I saw she was under the influence of her music and absolutely happy, full of joy, such as I could never give her. A great jealousy ran through me, kindling all that passion I had for her. The thoughts and reflections of an hour back seemed swept out of mind like dead leaves before a storm. No other lighter loves could give me one-tenth of the emotion that the pursuit and conquest of this strange soul could do. For I had not conquered it. It was absorbed in, and lived in mysteries of joy that its art alone could give it, and I was outside—almost a stranger to it.
The thought burnt and stung me, and the fire of it wrapped round me as I sat watching her.
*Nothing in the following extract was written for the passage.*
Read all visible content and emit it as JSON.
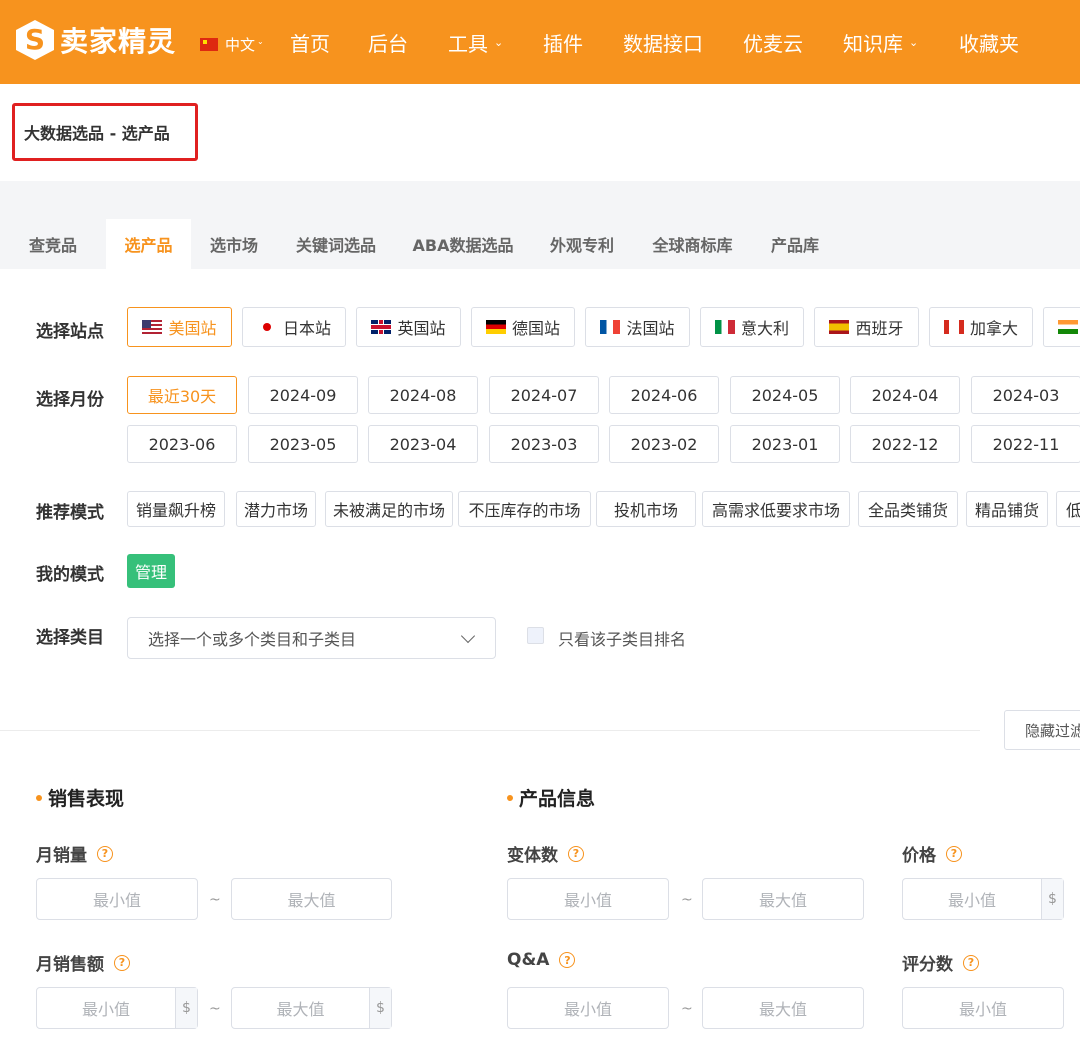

That body, so slim, so perfect, she had given me, but I wanted more, I wanted that inner spirit to be mine, I wanted to conquer that.
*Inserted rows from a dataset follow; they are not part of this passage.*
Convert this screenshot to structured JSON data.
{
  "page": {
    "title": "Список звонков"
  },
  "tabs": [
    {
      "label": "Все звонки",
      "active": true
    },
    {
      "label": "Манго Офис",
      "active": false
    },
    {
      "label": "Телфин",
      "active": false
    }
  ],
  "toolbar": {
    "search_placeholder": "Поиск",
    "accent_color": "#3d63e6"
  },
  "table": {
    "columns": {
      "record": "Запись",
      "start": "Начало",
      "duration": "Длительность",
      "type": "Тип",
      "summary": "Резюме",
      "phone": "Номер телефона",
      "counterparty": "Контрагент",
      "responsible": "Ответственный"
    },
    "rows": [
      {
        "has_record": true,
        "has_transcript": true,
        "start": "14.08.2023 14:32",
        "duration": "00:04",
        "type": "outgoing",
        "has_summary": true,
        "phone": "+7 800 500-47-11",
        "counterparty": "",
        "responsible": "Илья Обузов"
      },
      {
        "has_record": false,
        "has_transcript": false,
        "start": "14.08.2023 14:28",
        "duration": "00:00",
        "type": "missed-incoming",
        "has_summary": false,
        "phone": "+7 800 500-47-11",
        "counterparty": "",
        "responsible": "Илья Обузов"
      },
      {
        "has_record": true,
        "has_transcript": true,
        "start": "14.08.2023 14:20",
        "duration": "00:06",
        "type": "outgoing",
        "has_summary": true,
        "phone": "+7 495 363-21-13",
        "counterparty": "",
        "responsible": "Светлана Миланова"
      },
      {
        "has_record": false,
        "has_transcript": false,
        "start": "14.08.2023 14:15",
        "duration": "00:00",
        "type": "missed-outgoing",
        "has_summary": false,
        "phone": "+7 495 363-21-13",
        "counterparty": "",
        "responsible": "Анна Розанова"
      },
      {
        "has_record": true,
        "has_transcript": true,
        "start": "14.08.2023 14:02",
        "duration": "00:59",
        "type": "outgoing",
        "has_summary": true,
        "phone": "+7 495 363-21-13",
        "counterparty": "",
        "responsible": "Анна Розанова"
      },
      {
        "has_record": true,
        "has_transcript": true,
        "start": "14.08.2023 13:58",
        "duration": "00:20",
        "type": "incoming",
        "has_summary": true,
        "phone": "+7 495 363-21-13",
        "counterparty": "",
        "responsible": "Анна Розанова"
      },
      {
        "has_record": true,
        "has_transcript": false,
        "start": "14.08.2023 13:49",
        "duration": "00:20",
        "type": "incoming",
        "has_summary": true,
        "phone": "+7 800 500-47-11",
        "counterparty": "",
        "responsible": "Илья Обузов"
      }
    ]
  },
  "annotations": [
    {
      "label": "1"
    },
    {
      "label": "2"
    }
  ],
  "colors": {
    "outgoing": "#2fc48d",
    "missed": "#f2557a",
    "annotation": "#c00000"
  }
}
I watched her in a fierce, jealous anger, almost as I might have done seeing her caressed by another lover, she was so wonderfully happy, so independent of me, so unconscious of me; but man loves that which is above him, difficult to obtain, hard to pursue. We cannot help it. We are made to be hunters, and I felt I loved Viola then with fresh passion.
Some time or other I would succeed in breaking through that charmed circle in which she lived, in making her yield up to me the spiritual maidenhood which, as it were, was hers.
I would be first and last and everything to her, and not even her art should count beside me.
I closed my eyes and put my head back on the couch where I was sitting and gave myself up to listening to the music.
How the instrument answered her! What a divine melody rose from it, floating gently on the air like quivering wings.
Then suddenly came a storm of passion, and the room was filled with a tempest of sound, while one strong thread of melody low down in the bass ran through it all and seemed a fierce reproach of one in anguish. At last one sheet of sound seemed to sweep the piano from end to end, a cry of dismay, of pain, the woe and grief of one who sees his world shattered suddenly before his eyes; then there was silence. I sprang up and clasped her in my arms.
"Trevor," she exclaimed, like one awakening from a dream; "I had no idea you were there."
"No," I said savagely; "you were so absorbed, you never noticed me come in."